Outside the Bakersfield clinic – which, for the record, doesn’t offer abortions – I ran some numbers. Kern and Tulare counties rank first and third in births to teenagers. Roughly half of the surrounding congressional district is on Medi-Cal and unemployment is about double the state average.

Republican Rep. Darrell Issa only held his Southern California seat by 1,621 votes in November; more than 9,600 patients would be ousted if Planned Parenthood closed in his district.

Kern County is second in the state in congenital syphilis and Chlamydia infections. Congenital. Think about that. Mothers pass it to their babies. Pollsters haven’t yet figured out how to elicit infants’ opinions about women’s health issues. But if they could talk, I suspect they would support treatment for themselves and their mommies.

Just shy of 10,000 patients used the Bakersfield Planned Parenthood last year, not enough to much trouble McCarthy, whose spokesman didn’t respond to a request for comment on defunding. But Republicans in other districts aren’t so lucky.
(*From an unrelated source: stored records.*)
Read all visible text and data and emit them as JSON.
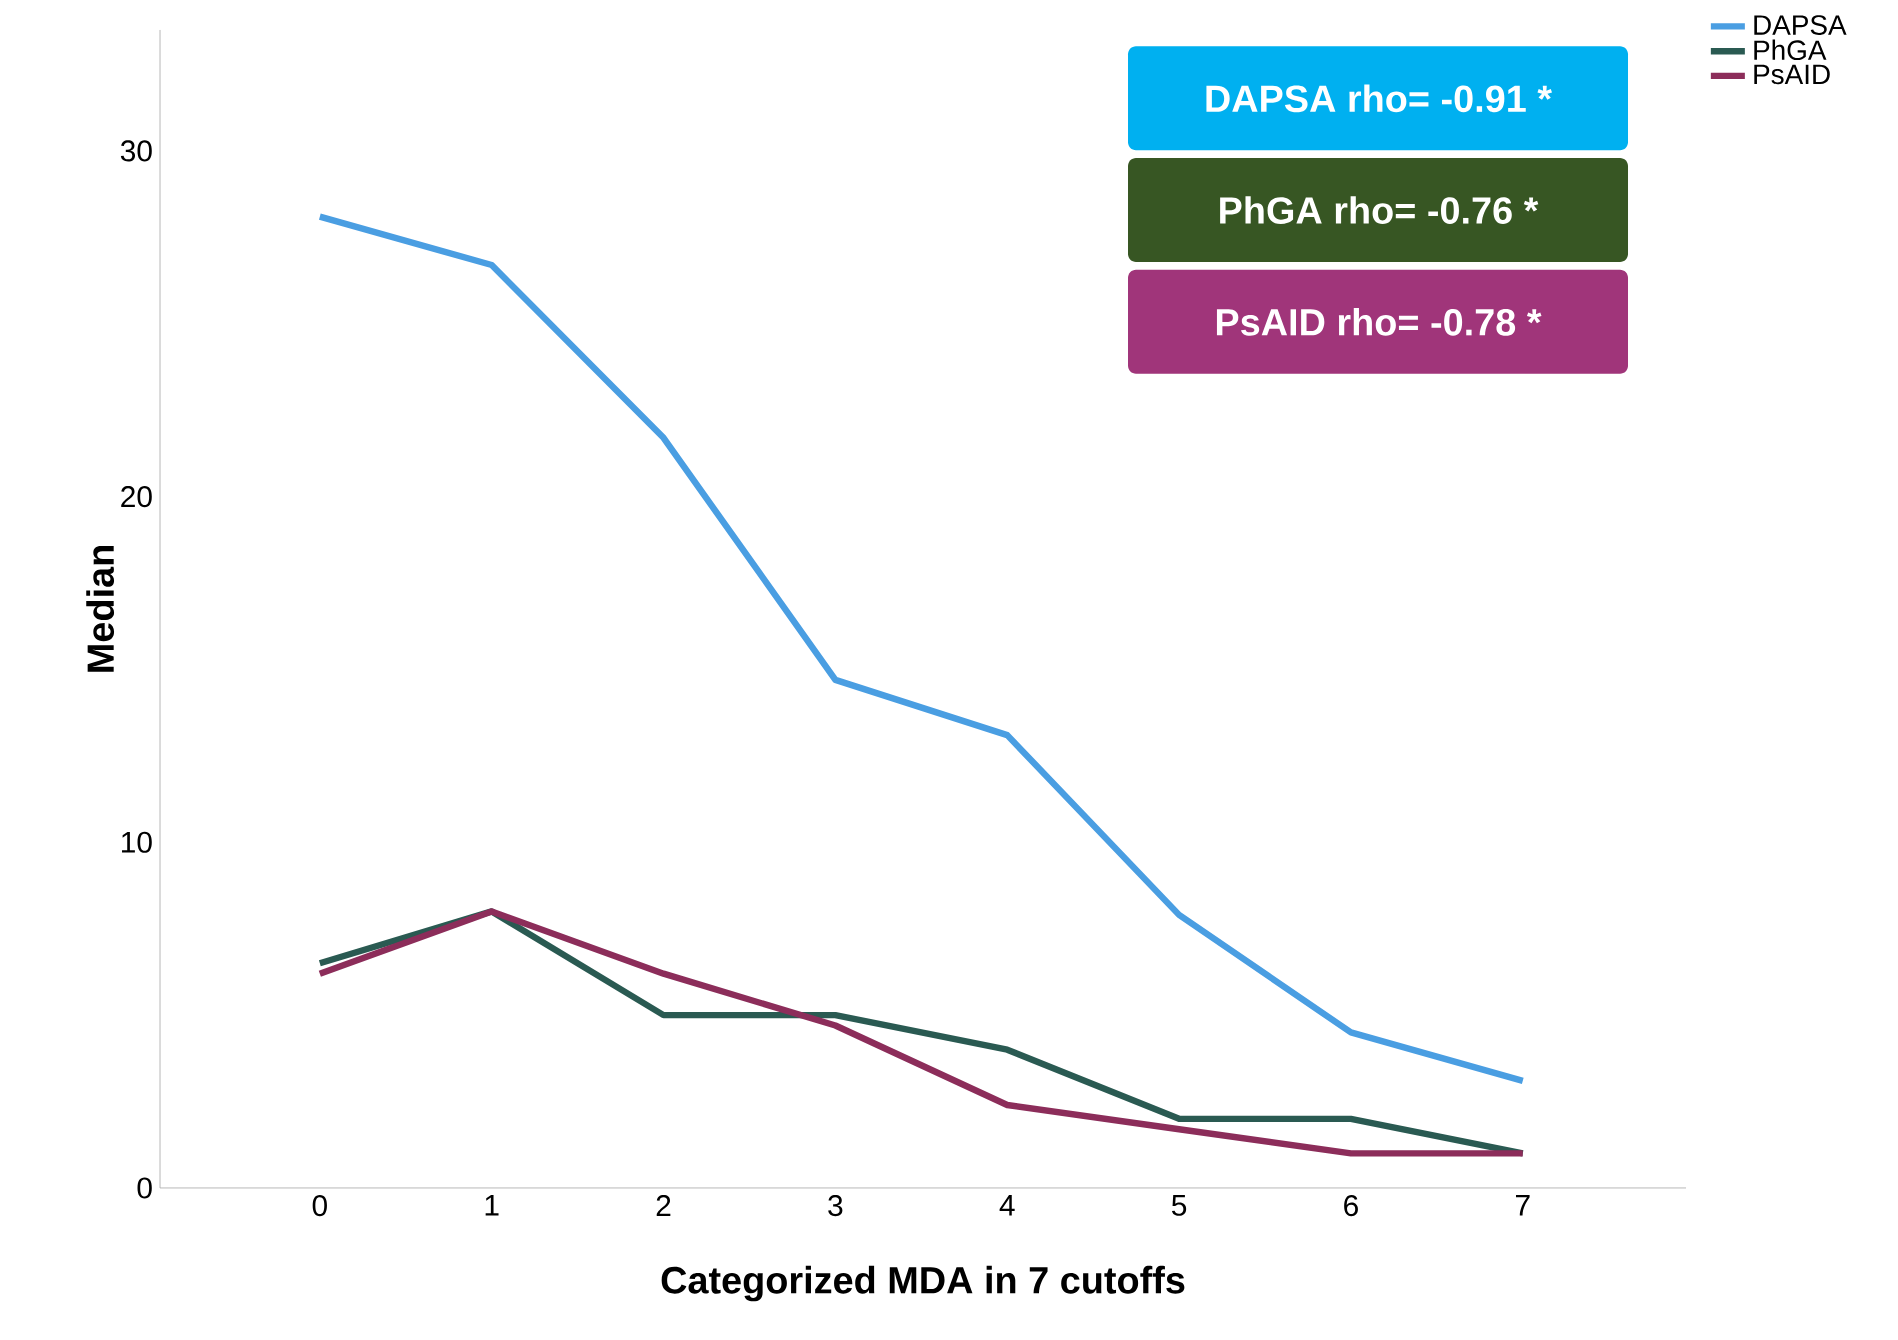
{
  "chart_data": {
    "type": "line",
    "xlabel": "Categorized MDA in 7 cutoffs",
    "ylabel": "Median",
    "categories": [
      "0",
      "1",
      "2",
      "3",
      "4",
      "5",
      "6",
      "7"
    ],
    "series": [
      {
        "name": "DAPSA",
        "color": "#4a9ee2",
        "values": [
          28.1,
          26.7,
          21.7,
          14.7,
          13.1,
          7.9,
          4.5,
          3.1
        ]
      },
      {
        "name": "PhGA",
        "color": "#2a5a52",
        "values": [
          6.5,
          8.0,
          5.0,
          5.0,
          4.0,
          2.0,
          2.0,
          1.0
        ]
      },
      {
        "name": "PsAID",
        "color": "#8c2d5a",
        "values": [
          6.2,
          8.0,
          6.2,
          4.7,
          2.4,
          1.7,
          1.0,
          1.0
        ]
      }
    ],
    "ylim": [
      0,
      33.5
    ],
    "yticks": [
      0,
      10,
      20,
      30
    ],
    "legend": "top right",
    "grid": false,
    "marker": "none",
    "line_style": "solid",
    "annotations": [
      "DAPSA rho= -0.91 *",
      "PhGA rho= -0.76 *",
      "PsAID rho= -0.78 *"
    ]
  }
}
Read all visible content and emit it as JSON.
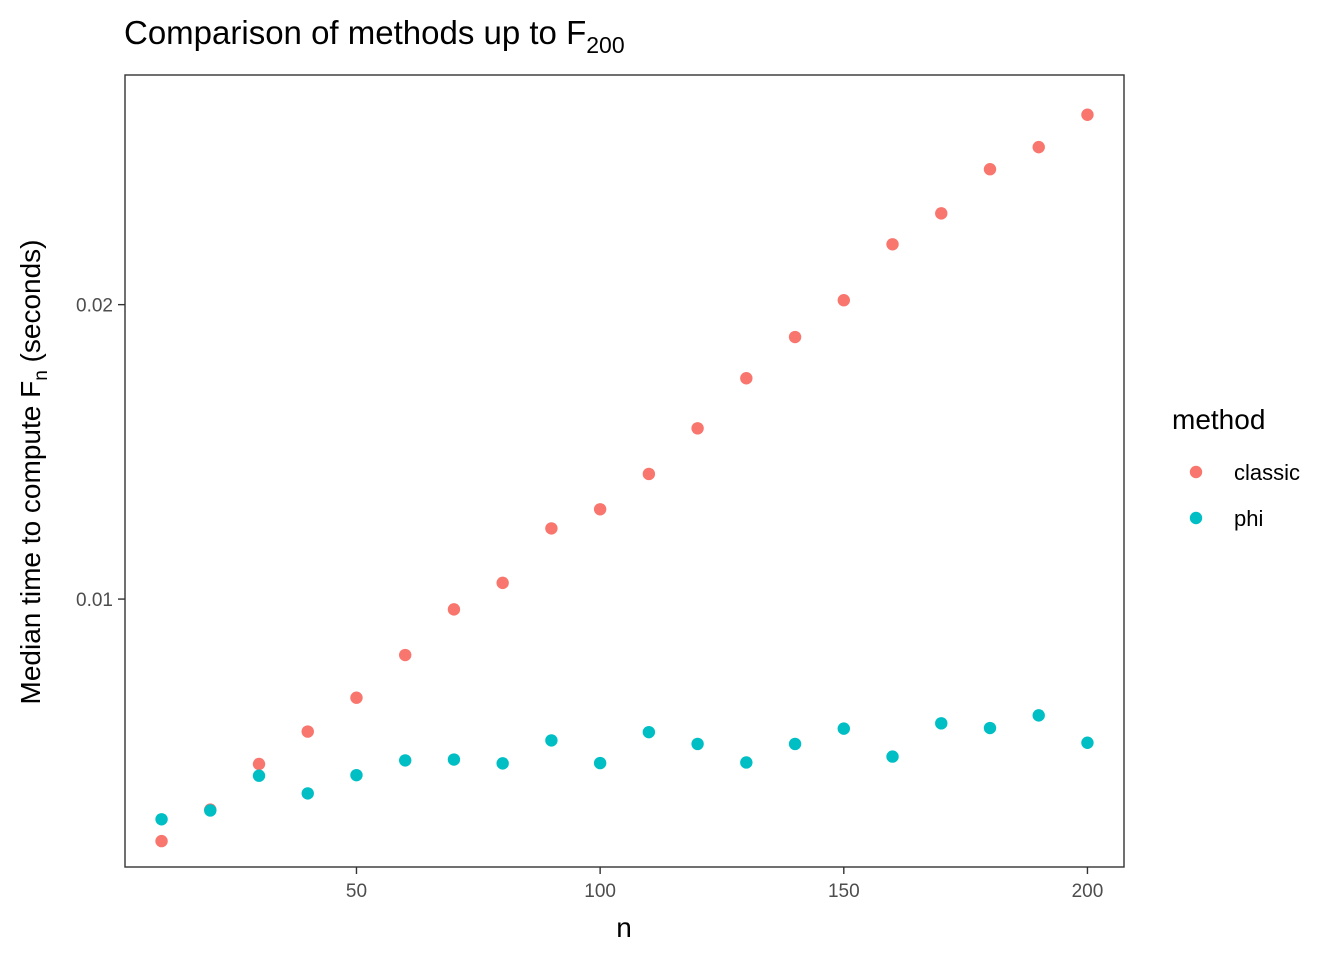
{
  "chart_data": {
    "type": "scatter",
    "title": "Comparison of methods up to F",
    "title_subscript": "200",
    "xlabel": "n",
    "ylabel_prefix": "Median time to compute F",
    "ylabel_subscript": "n",
    "ylabel_suffix": " (seconds)",
    "xlim": [
      2.5,
      207.5
    ],
    "ylim": [
      0.0009,
      0.0278
    ],
    "x_ticks": [
      50,
      100,
      150,
      200
    ],
    "x_tick_labels": [
      "50",
      "100",
      "150",
      "200"
    ],
    "y_ticks": [
      0.01,
      0.02
    ],
    "y_tick_labels": [
      "0.01",
      "0.02"
    ],
    "grid": false,
    "legend": {
      "title": "method",
      "position": "right"
    },
    "x": [
      10,
      20,
      30,
      40,
      50,
      60,
      70,
      80,
      90,
      100,
      110,
      120,
      130,
      140,
      150,
      160,
      170,
      180,
      190,
      200
    ],
    "series": [
      {
        "name": "classic",
        "color": "#F8766D",
        "values": [
          0.00178,
          0.00285,
          0.0044,
          0.0055,
          0.00665,
          0.0081,
          0.00965,
          0.01055,
          0.0124,
          0.01305,
          0.01425,
          0.0158,
          0.0175,
          0.0189,
          0.02015,
          0.02205,
          0.0231,
          0.0246,
          0.02535,
          0.02645
        ]
      },
      {
        "name": "phi",
        "color": "#00BFC4",
        "values": [
          0.00252,
          0.00282,
          0.004,
          0.0034,
          0.00402,
          0.00452,
          0.00455,
          0.00442,
          0.0052,
          0.00443,
          0.00548,
          0.00508,
          0.00445,
          0.00508,
          0.0056,
          0.00465,
          0.00578,
          0.00562,
          0.00605,
          0.00512
        ]
      }
    ]
  }
}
Rep. Darrell Issa only held his Southern California seat by 1,621 votes in November; more than 9,600 patients would be ousted if Planned Parenthood closed in his district.
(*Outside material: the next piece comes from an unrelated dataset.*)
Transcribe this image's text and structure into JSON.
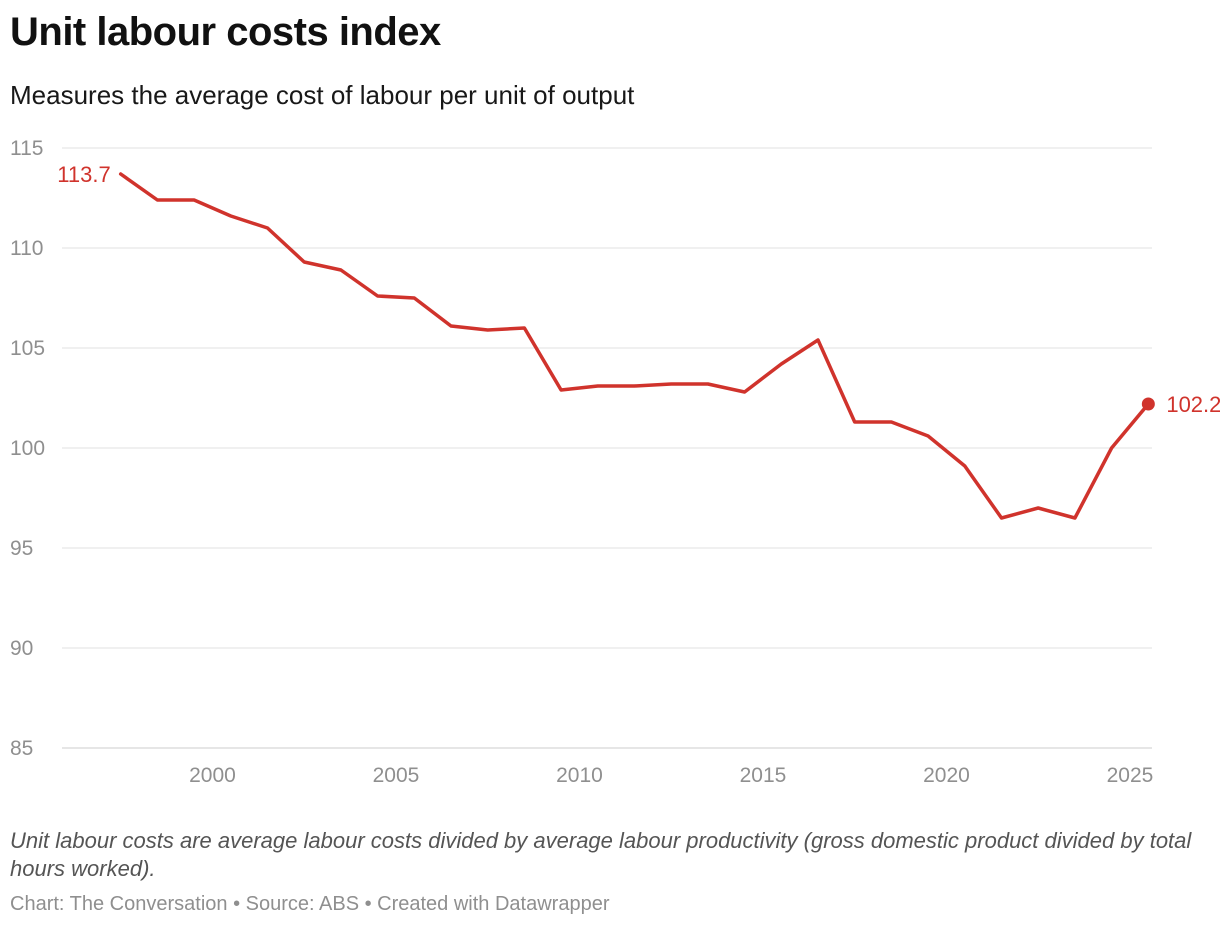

Rep. Jeff Denham hung on to his Modesto-area berth by 8,201 votes; more than 14,600 patients rely on his district’s clinics.

Luckily for the GOP, many of these patients didn’t bother to vote, if interviews in Bakersfield, Roseville, San Diego and elsewhere last weekend are any indication. But take away their insurance and backup health care, and there’s no telling how many will discover civics.

Californians aren’t known for getting political at the doctor’s office. But come 2018, the 14 Republicans representing California in Congress might be busier defending themselves than they might think.